Re: late into the garden
- Subject: Re: [cg] late into the garden
- From: Harmon Seaver <firstname.lastname@example.org>
- Date: Mon, 3 Jun 2002 14:39:32 -0500
- Content-disposition: inline
Thanks -- this gives us some real points, especially the part about "year
round gardening" and perennials, etc. We've tried for years to get them to set
some of it aside for organic gardening (that "O" word really seems to upset
them), but maybe pushing the idea of asparagus and rasberry beds would get thru
On Mon, Jun 03, 2002 at 11:43:45AM -0400, Jack Hale wrote:
> My organization used to be almost that stupid. We were trying to help
> people by "doing it all" for them. Bad idea, but we were always afraid that
> the program would fall apart if we didn't do it. Sometimes we got tractors
> stuck in muddy ground trying to plow too early. Sometimes when we had a dry
> spring we plowed so early that the gardens were full of weeds by the time
> the "Memorial Day gardeners" showed up. People always complained. We could
> never get it right. Everyone had to admit, though, that the gardens really
> looked great when they were plowed and harrowed in the spring, and fall
> harrowing was a great way to guarantee that the gardens looked neat all
> winter. Neatness is a big consideration in the city.

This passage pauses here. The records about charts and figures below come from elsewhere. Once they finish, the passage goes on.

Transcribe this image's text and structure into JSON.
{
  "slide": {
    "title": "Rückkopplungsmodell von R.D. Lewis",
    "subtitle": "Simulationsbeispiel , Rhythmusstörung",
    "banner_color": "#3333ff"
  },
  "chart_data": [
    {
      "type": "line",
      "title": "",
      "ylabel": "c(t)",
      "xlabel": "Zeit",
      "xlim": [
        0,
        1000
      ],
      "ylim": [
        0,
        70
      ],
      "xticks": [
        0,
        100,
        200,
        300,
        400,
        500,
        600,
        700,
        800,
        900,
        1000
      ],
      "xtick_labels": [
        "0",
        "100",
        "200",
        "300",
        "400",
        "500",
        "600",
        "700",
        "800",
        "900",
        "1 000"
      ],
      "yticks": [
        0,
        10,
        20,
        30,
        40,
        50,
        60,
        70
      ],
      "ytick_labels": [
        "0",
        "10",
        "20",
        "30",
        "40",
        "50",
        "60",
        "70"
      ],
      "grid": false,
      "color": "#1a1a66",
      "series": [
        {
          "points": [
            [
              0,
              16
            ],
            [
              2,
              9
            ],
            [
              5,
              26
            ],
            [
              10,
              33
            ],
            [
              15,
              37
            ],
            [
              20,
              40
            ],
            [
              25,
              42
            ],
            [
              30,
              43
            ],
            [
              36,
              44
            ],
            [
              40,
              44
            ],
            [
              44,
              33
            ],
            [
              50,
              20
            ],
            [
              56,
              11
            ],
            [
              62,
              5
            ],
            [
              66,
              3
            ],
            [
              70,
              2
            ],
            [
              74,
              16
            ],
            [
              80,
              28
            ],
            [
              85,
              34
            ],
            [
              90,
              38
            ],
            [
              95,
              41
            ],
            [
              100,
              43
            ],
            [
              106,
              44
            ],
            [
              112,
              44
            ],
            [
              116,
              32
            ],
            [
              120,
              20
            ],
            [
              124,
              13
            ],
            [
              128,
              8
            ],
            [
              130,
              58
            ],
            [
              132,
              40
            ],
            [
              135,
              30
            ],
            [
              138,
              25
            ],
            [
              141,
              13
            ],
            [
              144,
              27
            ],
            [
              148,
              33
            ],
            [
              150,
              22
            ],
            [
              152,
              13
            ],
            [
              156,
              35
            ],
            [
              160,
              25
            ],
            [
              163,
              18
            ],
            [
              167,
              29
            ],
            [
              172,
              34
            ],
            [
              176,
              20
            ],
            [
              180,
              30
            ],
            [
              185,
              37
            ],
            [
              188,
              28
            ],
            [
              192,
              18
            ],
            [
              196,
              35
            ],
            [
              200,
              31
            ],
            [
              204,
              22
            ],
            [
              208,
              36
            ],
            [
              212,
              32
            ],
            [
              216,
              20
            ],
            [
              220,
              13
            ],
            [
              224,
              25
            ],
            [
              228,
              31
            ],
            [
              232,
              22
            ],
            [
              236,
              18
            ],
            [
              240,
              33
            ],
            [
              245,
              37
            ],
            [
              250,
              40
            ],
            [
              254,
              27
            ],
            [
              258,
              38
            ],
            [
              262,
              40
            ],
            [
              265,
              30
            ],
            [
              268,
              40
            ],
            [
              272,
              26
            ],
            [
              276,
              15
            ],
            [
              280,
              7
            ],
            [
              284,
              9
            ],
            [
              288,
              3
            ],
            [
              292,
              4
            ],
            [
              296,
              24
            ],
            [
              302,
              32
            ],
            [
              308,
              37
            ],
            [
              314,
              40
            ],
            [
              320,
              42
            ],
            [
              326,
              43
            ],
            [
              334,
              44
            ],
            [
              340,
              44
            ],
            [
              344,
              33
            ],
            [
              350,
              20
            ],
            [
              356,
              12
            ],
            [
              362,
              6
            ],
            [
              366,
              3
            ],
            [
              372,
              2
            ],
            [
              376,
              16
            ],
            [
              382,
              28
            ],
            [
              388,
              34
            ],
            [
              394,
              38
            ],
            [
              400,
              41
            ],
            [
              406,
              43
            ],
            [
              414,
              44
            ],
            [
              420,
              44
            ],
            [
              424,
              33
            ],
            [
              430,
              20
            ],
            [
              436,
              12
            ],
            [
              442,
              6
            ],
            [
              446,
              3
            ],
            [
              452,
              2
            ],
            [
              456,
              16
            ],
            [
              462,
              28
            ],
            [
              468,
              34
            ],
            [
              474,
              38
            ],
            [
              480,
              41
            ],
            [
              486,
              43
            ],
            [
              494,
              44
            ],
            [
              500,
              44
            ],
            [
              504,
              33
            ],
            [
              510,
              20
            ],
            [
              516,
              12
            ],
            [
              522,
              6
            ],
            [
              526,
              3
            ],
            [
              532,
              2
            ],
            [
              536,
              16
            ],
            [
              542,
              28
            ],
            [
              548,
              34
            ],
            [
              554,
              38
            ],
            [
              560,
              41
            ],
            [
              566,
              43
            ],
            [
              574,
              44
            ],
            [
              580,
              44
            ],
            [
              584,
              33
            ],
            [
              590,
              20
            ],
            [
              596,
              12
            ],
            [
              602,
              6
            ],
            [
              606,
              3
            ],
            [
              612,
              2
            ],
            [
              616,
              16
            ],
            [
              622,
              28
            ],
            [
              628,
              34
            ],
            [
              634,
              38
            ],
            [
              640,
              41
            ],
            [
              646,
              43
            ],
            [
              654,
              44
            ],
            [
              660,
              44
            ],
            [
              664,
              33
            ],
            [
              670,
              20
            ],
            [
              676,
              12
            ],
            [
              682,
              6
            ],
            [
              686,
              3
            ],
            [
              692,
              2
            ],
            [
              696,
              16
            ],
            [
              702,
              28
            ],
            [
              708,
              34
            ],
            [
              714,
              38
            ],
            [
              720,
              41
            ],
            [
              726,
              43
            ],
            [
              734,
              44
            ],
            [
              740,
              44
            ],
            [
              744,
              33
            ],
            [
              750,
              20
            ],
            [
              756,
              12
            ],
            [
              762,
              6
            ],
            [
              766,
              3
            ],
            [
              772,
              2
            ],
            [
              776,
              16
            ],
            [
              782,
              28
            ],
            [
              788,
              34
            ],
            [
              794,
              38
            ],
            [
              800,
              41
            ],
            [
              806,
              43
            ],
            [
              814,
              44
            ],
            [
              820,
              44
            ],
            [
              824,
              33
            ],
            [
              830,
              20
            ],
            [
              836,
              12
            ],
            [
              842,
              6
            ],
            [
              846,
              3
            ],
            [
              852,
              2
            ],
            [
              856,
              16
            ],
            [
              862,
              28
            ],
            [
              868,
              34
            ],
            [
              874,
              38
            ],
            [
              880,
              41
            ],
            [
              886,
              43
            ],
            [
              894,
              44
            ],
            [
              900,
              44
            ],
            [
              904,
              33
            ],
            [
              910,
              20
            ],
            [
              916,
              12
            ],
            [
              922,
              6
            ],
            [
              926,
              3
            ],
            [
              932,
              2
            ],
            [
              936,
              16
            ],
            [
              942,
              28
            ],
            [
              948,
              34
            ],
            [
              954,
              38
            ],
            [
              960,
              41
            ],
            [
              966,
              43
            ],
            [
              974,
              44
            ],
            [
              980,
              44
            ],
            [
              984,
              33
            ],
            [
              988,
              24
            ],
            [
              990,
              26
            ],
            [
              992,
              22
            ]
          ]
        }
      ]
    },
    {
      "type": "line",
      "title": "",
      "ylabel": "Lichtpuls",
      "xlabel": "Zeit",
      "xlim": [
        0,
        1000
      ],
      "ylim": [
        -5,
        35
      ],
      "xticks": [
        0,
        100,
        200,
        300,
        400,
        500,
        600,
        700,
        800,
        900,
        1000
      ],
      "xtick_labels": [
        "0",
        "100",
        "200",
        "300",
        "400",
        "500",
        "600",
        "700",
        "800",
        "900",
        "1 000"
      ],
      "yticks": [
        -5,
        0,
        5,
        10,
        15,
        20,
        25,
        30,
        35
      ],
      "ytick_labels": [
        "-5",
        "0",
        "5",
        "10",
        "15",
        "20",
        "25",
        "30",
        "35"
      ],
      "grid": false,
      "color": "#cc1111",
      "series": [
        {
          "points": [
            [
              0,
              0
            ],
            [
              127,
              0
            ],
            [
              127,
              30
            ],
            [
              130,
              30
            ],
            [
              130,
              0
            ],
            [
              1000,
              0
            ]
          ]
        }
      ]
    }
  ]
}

> Nevertheless, we "got religion" and decided to allow people to set aside
> part of each garden site for "year round gardening." We wouldn't plow those
> plots, and people could plant early, harvest late, and include perennials
> and even dwarf fruit trees in those plots. The trade-off was that gardeners
> had to arrange their own soil improvements, and they had to take
> responsibility for keeping their space presentable.
> Unfortunately, we didn't exactly live happily ever after. The number of
> complaints went down, but some gardeners are just sloppy, so we now get
> complaints from non-gardeners about the appearance of some of our gardens.
> We now have given up plowing completely. People who want their plots tilled
> can arrange with us to do it, although sometimes we have a long waiting
> list. Those who don't like to wait can rent or borrow a tiller, or they can
> get somebody to do tilling for them. Most folks have figured out that you
> don't need to have big equipment working your soil, particularly if you take
> care of it. Lots of people are growing raspberries, and over-wintered
> garlic is big in some gardens. There is still some stress in our program,
> but we like this version better than the old one.
> Perhaps your "authorities" would be willing to try a gradual approach like
> this, testing the concept in a small part of your garden and then expanding
> it if it works. They could save a lot of time and money, if nothing else.
> Good luck.
> Jack Hale
> Executive Director
> Knox Parks Foundation
> 75 Laurel Street
> Hartford, CT 06106
> -----Original Message-----
> From: email@example.com
> [mailto:firstname.lastname@example.org]On Behalf Of Harmon Seaver
> Sent: Saturday, June 01, 2002 10:33 PM
> To: email@example.com
> Subject: [cg] late into the garden
> We were only allowed into the community gardens this year last
> weekend, May 25. The excuse was that the ground was too wet to plow
> until then. Normally here peas, potatoes, and cabbage family should be
> planted by May 1st. Obviously the people who are running this, county
> employees, are not gardeners. We don't want them to plow at all in the
> first place. At least 95% of the gardeners are Hmong, most of whom go in
> and till up their plots with hoes anyway, and the rest either have
> rototillers or can rent one.
> Is anyone else having to deal with such ignorance, and what are
> they doing about it? We've tried reasoning with the powers that be, even
> serve on the "guidance committee" to which they pay absolutely no heed.
> Not only do they open the gardens too late, but they want to close them
> right after the first frost, totally ignoring the fact that many crops,
> especially root crops, keep right on growing, and shouldn't be harvested
> until much later. This is the first year, in fact, that we got them to
> stop applying chemical fertilizers, and allowing people to keep the same
> plot from year to year, however, it's very frustrating to build raised
> beds (what works best here in the heavy clay and what most Hmong do
> anyway) and then have them plowed away.
> I'm wanting to start writing letters to the editor, publicizing
> their stupidity, but my wife, who serves on the committee, wants to
> continue to try to reason with them -- but so far that fails to work.
> Has anyone been through this and know the answer?